The following sequence of images attempts to explain why users see flashes while moving the mouse across menus in Eclipse. It explains how X windows that have no background colour or pixmap set are drawn.
Also see bug 63516 and GNOME bug 113310 which describes a solution which has gone into GTK+ CVS.
We start with the Source menu open, and we are moving to the right to the Refactor menu. When the menu's window is unmapped, X fills in the background of any Windows underneath that have a background colour or pixmap set.
The Eclipse editor shuts off background drawing. So does the bar to the left of the editor, as well as the down arrow for the view's menu. The following shot shows these windows and how they leave around the contents until they redraw.
When our new menu opens, I believe it gets to redraw before the underlying window runs an evfent loop and has a chance to redraw its contents.
Here is the final shot with all the outstanding paints handled.

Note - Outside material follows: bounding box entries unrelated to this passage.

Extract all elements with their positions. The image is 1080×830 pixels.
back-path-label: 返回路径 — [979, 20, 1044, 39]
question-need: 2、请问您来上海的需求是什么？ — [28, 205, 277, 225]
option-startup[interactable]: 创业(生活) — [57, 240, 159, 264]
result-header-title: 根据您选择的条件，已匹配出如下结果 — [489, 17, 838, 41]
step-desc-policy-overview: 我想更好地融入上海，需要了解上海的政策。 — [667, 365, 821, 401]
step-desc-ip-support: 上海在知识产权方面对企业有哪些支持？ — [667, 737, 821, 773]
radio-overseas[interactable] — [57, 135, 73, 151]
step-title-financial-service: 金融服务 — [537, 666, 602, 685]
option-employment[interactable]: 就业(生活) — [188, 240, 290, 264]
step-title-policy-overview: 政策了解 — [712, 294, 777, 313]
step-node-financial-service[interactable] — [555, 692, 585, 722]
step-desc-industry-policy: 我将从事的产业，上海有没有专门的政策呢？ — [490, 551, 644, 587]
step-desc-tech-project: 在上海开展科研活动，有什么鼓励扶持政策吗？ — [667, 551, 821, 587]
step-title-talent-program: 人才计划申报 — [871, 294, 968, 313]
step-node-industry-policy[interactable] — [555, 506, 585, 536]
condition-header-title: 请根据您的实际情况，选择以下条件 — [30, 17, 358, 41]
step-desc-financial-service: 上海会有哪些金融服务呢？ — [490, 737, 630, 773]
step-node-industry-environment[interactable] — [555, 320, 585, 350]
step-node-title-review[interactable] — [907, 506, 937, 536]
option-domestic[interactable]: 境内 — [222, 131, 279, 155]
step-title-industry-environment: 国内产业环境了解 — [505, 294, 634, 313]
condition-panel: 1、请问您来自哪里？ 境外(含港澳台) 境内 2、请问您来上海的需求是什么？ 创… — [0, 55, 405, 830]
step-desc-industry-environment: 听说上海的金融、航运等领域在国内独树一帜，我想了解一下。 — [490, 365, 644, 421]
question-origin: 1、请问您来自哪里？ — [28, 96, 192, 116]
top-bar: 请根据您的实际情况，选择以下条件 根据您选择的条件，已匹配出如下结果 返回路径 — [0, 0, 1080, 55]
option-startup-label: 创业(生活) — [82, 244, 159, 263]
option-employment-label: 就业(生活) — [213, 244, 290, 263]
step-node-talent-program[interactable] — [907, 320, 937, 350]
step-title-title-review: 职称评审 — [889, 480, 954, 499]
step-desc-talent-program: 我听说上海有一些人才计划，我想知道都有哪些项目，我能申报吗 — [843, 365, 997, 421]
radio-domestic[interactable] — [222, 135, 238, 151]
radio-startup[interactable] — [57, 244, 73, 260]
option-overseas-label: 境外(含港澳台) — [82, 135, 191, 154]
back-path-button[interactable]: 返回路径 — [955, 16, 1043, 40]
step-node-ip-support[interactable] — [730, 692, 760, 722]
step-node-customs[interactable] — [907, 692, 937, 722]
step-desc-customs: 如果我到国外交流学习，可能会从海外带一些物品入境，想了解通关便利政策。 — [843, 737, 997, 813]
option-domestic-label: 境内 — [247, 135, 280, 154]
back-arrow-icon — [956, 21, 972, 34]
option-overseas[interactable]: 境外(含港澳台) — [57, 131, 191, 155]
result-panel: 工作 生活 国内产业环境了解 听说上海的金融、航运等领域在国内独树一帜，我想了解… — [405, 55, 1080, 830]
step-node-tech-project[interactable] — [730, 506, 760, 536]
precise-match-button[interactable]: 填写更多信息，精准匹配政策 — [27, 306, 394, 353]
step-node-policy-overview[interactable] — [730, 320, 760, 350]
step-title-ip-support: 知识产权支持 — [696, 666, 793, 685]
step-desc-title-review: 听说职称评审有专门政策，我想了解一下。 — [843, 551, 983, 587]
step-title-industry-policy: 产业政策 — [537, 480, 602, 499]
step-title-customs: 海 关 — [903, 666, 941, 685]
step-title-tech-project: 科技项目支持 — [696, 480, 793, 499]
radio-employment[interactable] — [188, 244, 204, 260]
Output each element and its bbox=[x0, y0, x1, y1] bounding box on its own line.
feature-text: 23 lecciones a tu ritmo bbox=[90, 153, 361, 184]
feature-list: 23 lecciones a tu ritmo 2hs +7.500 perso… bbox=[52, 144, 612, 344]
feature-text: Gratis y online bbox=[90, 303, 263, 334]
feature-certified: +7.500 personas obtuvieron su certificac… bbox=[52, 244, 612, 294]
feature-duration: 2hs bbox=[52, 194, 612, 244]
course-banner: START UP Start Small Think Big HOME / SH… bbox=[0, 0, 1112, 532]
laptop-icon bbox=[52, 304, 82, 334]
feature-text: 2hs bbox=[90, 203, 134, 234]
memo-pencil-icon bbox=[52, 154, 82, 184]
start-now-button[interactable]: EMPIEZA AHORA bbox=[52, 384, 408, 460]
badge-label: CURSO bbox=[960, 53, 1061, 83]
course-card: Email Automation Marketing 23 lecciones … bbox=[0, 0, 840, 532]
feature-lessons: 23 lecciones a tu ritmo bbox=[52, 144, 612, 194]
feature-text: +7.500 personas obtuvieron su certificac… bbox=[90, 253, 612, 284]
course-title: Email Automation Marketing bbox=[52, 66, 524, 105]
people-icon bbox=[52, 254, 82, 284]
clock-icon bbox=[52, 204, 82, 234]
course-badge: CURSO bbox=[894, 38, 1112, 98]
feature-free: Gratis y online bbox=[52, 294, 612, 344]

Firefox, unlike a normal GTK+ application, shuts off background drawing by X on all of its subwindows. This means that you never have a flat colour painted onto its window by the X server, you only see double drawing of the menus.
We start with the Edit menu and move to the right.
When the Edit menu is unmapped, because none of the Windows below it have a background set, X does not paint any solid colours. When the new window is mapped, the old one is still visible even though its window has been unmapped.